An author and countryside campaigner has passed away at the age of 91.

Maurice de Soissons died peacefully at the Norfolk Hospice, Tapping House, in the early hours of Friday.

Mr de Soissons, from Brancaster, wrote books on the history of Brancaster Staithe and its fishing families, Holkham and its tenant farmers, Telford in Shropshire and Welwyn Garden City, which his father, the architect Louis de Soissons, designed.

He also wrote two countryside novels - Bloodlines and Rearing Field.

Born at Welwyn Garden City, Mr de Soissons went to Marlborough College, in Wiltshire. After National Service, the early 1950s, he went out to the then Rhodesia to farm. There he met fellow ex-pat Patricia Reynolds, who he married in 1956.
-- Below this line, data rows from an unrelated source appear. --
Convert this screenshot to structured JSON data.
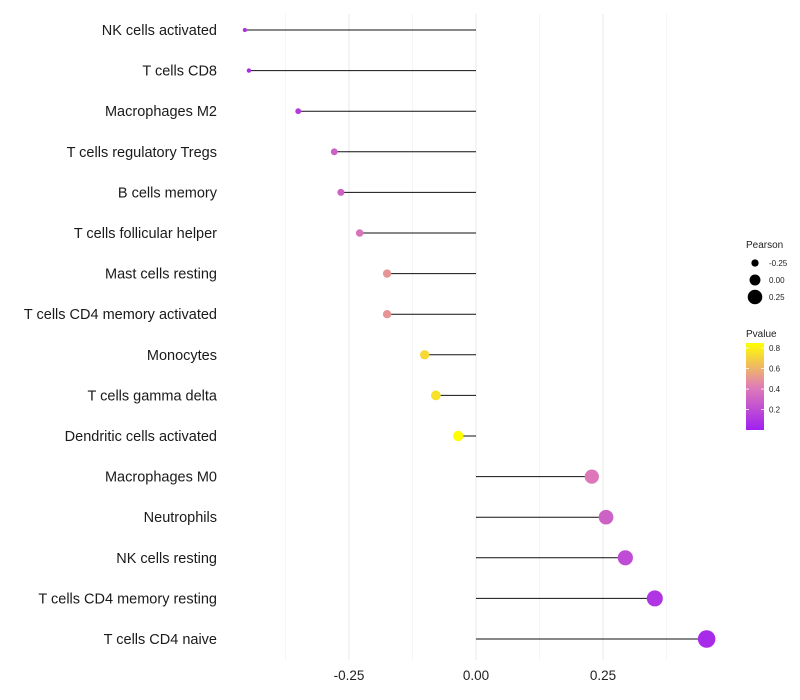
{
  "chart_data": {
    "type": "lollipop",
    "title": "",
    "xlabel": "",
    "ylabel": "",
    "xlim": [
      -0.48,
      0.5
    ],
    "x_ticks": [
      -0.25,
      0.0,
      0.25
    ],
    "x_tick_labels": [
      "-0.25",
      "0.00",
      "0.25"
    ],
    "grid": "vertical",
    "categories": [
      "NK cells activated",
      "T cells CD8",
      "Macrophages M2",
      "T cells regulatory  Tregs",
      "B cells memory",
      "T cells follicular helper",
      "Mast cells resting",
      "T cells CD4 memory activated",
      "Monocytes",
      "T cells gamma delta",
      "Dendritic cells activated",
      "Macrophages M0",
      "Neutrophils",
      "NK cells resting",
      "T cells CD4 memory resting",
      "T cells CD4 naive"
    ],
    "pearson": [
      -0.455,
      -0.447,
      -0.35,
      -0.279,
      -0.266,
      -0.229,
      -0.175,
      -0.175,
      -0.101,
      -0.079,
      -0.035,
      0.228,
      0.256,
      0.294,
      0.352,
      0.454
    ],
    "pvalue": [
      0.08,
      0.05,
      0.12,
      0.3,
      0.3,
      0.38,
      0.5,
      0.5,
      0.72,
      0.75,
      0.9,
      0.4,
      0.3,
      0.2,
      0.1,
      0.05
    ],
    "legend": {
      "position": "right",
      "size_title": "Pearson",
      "size_values": [
        -0.25,
        0.0,
        0.25
      ],
      "size_labels": [
        "-0.25",
        "0.00",
        "0.25"
      ],
      "color_title": "Pvalue",
      "color_ticks": [
        0.2,
        0.4,
        0.6,
        0.8
      ],
      "color_tick_labels": [
        "0.2",
        "0.4",
        "0.6",
        "0.8"
      ],
      "color_range": [
        0.0,
        0.85
      ],
      "color_low": "#a020f0",
      "color_mid": "#e07eb5",
      "color_high": "#ffff00"
    }
  }
}
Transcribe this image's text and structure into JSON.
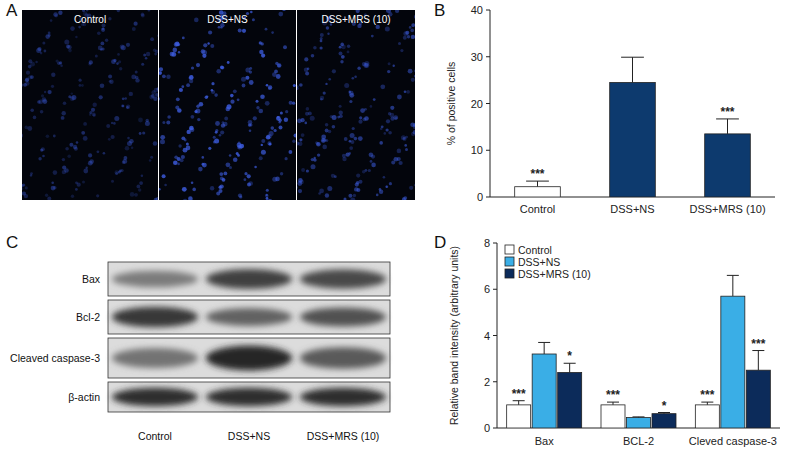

The couple returned to Britain, in the early 1960s and bought a cottage in Sedgeford.

Mr de Soissons worked for the Brussels-based International Iron and Steel Confederation before he retired to concentrate on his writing.

He became chair of CPRE (Campaign for the Protection of Rural England) Norfolk in 1995, vice-chair in 1996 and was its vice-president from then until his death.

Rosemary Bryan, who knew Mr de Soissons when both worked on a farming magazine in Rhodesia in the 1950s, was the planning case worker for the CPRE in west Norfolk.

She recalls meeting up with him, out of the blue, in Woolworths in King's Lynn, after both returned to England.

'He cared very much for the countryside and how development impacted on it, he was a very good chairman,' she said.

'He was just a very nice person, really polite. He was a real gentleman, a lovely man.'

Mr de Soissons was predeceased by his wife, Patricia. He leaves sons Philip and Oliver, daughter Claire, granddaughter Rose and great-grandchildren Owen and Emily.

His funeral is being held at St Mary's Church, Burnham Deepdale on Tuesday, March 5 (1pm).

The service and interment will be followed by refreshments at the village hall.

Donations to the hospice may be made at the service, or sent via John Lincoln funeral directors in Hunstanton.